Os estudos se concentram, entre outras coisas, em enzimas muito antigas e bem conservadas evolutivamente, presentes em vários organismos, como plantas, fungos e animais: as  H+-ATPases (bombas de prótons). Nos vegetais, existem H+-ATPases naturalmente presentes tanto na membrana plasmática (a membrana que recobre as células) quanto nas endomembranas (aquelas que delimitam as organelas do interior celular). Já em animais, incluindo em nós, humanos, estas enzimas, na maioria das células sadias, predominam nas  endomembranas. Mas, quando ocorre um câncer, a membrana plasmática passa a expressar também bombas de prótons.

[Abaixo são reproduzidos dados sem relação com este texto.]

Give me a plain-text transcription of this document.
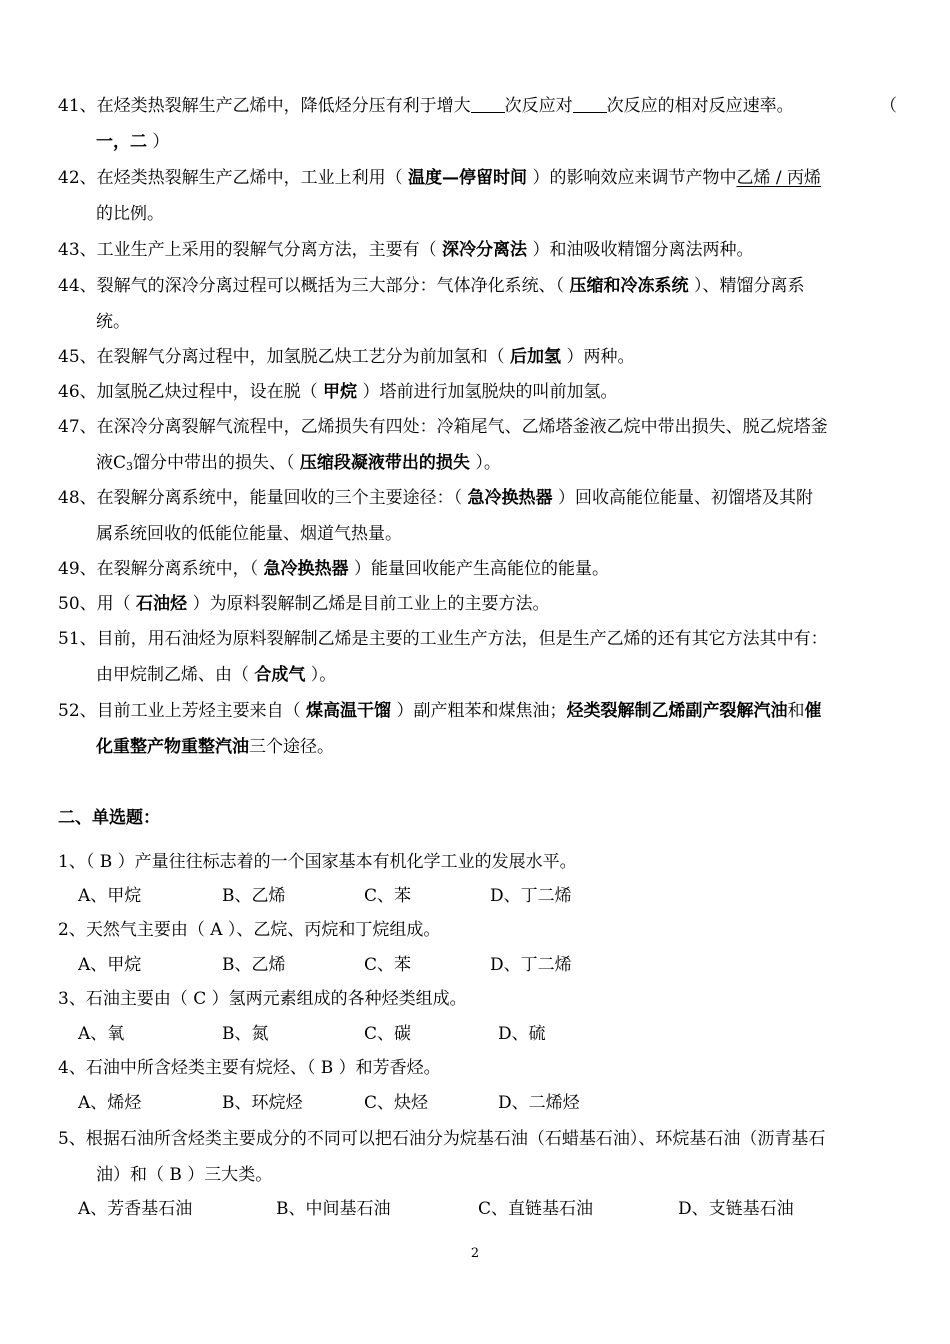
41、在烃类热裂解生产乙烯中，降低烃分压有利于增大 次反应对 次反应的相对反应速率。	（
一，二 ）
42、在烃类热裂解生产乙烯中，工业上利用（ 温度—停留时间 ）的影响效应来调节产物中乙烯 / 丙烯
的比例。
43、工业生产上采用的裂解气分离方法，主要有（ 深冷分离法 ）和油吸收精馏分离法两种。
44、裂解气的深冷分离过程可以概括为三大部分：气体净化系统、（ 压缩和冷冻系统 ）、精馏分离系
统。
45、在裂解气分离过程中，加氢脱乙炔工艺分为前加氢和（ 后加氢 ）两种。
46、加氢脱乙炔过程中，设在脱（ 甲烷 ）塔前进行加氢脱炔的叫前加氢。
47、在深冷分离裂解气流程中，乙烯损失有四处：冷箱尾气、乙烯塔釜液乙烷中带出损失、脱乙烷塔釜
液C3馏分中带出的损失、（ 压缩段凝液带出的损失 ）。
48、在裂解分离系统中，能量回收的三个主要途径：（ 急冷换热器 ）回收高能位能量、初馏塔及其附
属系统回收的低能位能量、烟道气热量。
49、在裂解分离系统中，（ 急冷换热器 ）能量回收能产生高能位的能量。
50、用（ 石油烃 ）为原料裂解制乙烯是目前工业上的主要方法。
51、目前，用石油烃为原料裂解制乙烯是主要的工业生产方法，但是生产乙烯的还有其它方法其中有：
由甲烷制乙烯、由（ 合成气 ）。
52、目前工业上芳烃主要来自（ 煤高温干馏 ）副产粗苯和煤焦油；烃类裂解制乙烯副产裂解汽油和催
化重整产物重整汽油三个途径。
二、单选题：
1、（ B ）产量往往标志着的一个国家基本有机化学工业的发展水平。
A、甲烷	B、乙烯	C、苯	D、丁二烯
2、天然气主要由（ A ）、乙烷、丙烷和丁烷组成。
A、甲烷	B、乙烯	C、苯	D、丁二烯
3、石油主要由（ C ）氢两元素组成的各种烃类组成。
A、氧	B、氮	C、碳	D、硫
4、石油中所含烃类主要有烷烃、（ B ）和芳香烃。
A、烯烃	B、环烷烃	C、炔烃	D、二烯烃
5、根据石油所含烃类主要成分的不同可以把石油分为烷基石油（石蜡基石油）、环烷基石油（沥青基石
油）和（ B ）三大类。
A、芳香基石油	B、中间基石油	C、直链基石油	D、支链基石油
2
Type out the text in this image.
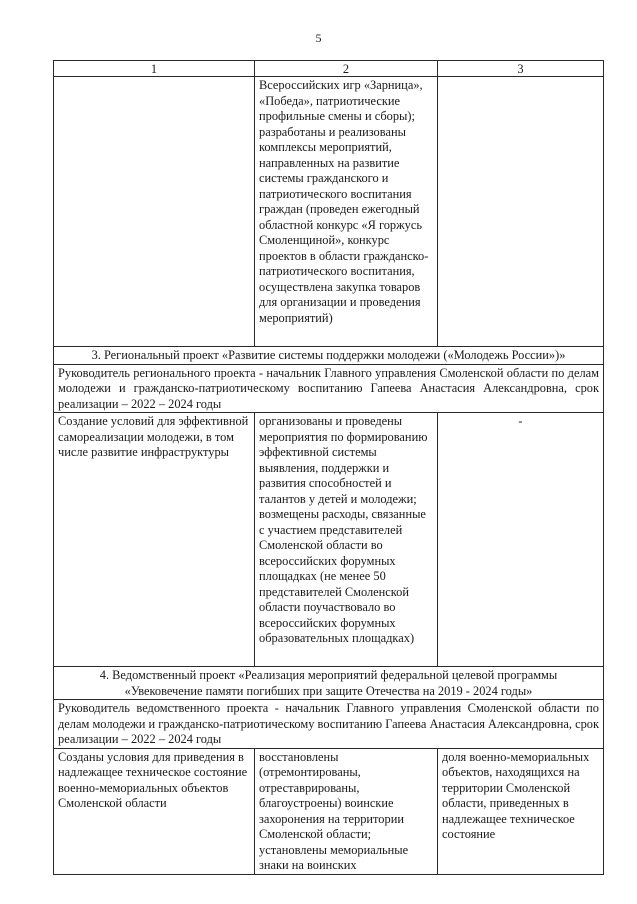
5
1	2	3
	Всероссийских игр «Зарница», «Победа», патриотические профильные смены и сборы); разработаны и реализованы комплексы мероприятий, направленных на развитие системы гражданского и патриотического воспитания граждан (проведен ежегодный областной конкурс «Я горжусь Смоленщиной», конкурс проектов в области гражданско-патриотического воспитания, осуществлена закупка товаров для организации и проведения мероприятий)	
3. Региональный проект «Развитие системы поддержки молодежи («Молодежь России»)»		
Руководитель регионального проекта - начальник Главного управления Смоленской области по делам молодежи и гражданско-патриотическому воспитанию Гапеева Анастасия Александровна, срок реализации – 2022 – 2024 годы		
Создание условий для эффективной самореализации молодежи, в том числе развитие инфраструктуры	организованы и проведены мероприятия по формированию эффективной системы выявления, поддержки и развития способностей и талантов у детей и молодежи; возмещены расходы, связанные с участием представителей Смоленской области во всероссийских форумных площадках (не менее 50 представителей Смоленской области поучаствовало во всероссийских форумных образовательных площадках)	-

4. Ведомственный проект «Реализация мероприятий федеральной целевой программы
«Увековечение памяти погибших при защите Отечества на 2019 - 2024 годы»		

Руководитель ведомственного проекта - начальник Главного управления Смоленской области по делам молодежи и гражданско-патриотическому воспитанию Гапеева Анастасия Александровна, срок реализации – 2022 – 2024 годы		
Созданы условия для приведения в надлежащее техническое состояние военно-мемориальных объектов Смоленской области	восстановлены (отремонтированы, отреставрированы, благоустроены) воинские захоронения на территории Смоленской области; установлены мемориальные знаки на воинских	доля военно-мемориальных объектов, находящихся на территории Смоленской области, приведенных в надлежащее техническое состояние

De certo modo, é como se a membrana celular animal/humana passasse a funcionar como a de células vegetais. Tal fenômeno muda a energização da membrana, contribuindo para tornar a célula hiperploliferativa.

A primeira descrição de H+-ATPases associadas a membranas plasmáticas de células tumorais e metastáticas foi feita em meados dos anos 90, nos Estados Unidos, pelo cientista Raul Martínez-Zaguilán da Texas Tech University. Mas foi só na última década que a descoberta foi amplamente comprovada pela comunidade científica, desencadeando uma corrida pela identificação de isoformas de subunidades destas enzimas, com características oncogênicas, que pudessem servir como marcadores moleculares para o desenvolvimento de métodos de detecção mais precoces e/ou para prognósticos mais precisos em diferentes tipos de cânceres. Além disso, também houve a tentativa de modelar drogas que reconhecessem isoformas específicas das bombas de prótons tumorais.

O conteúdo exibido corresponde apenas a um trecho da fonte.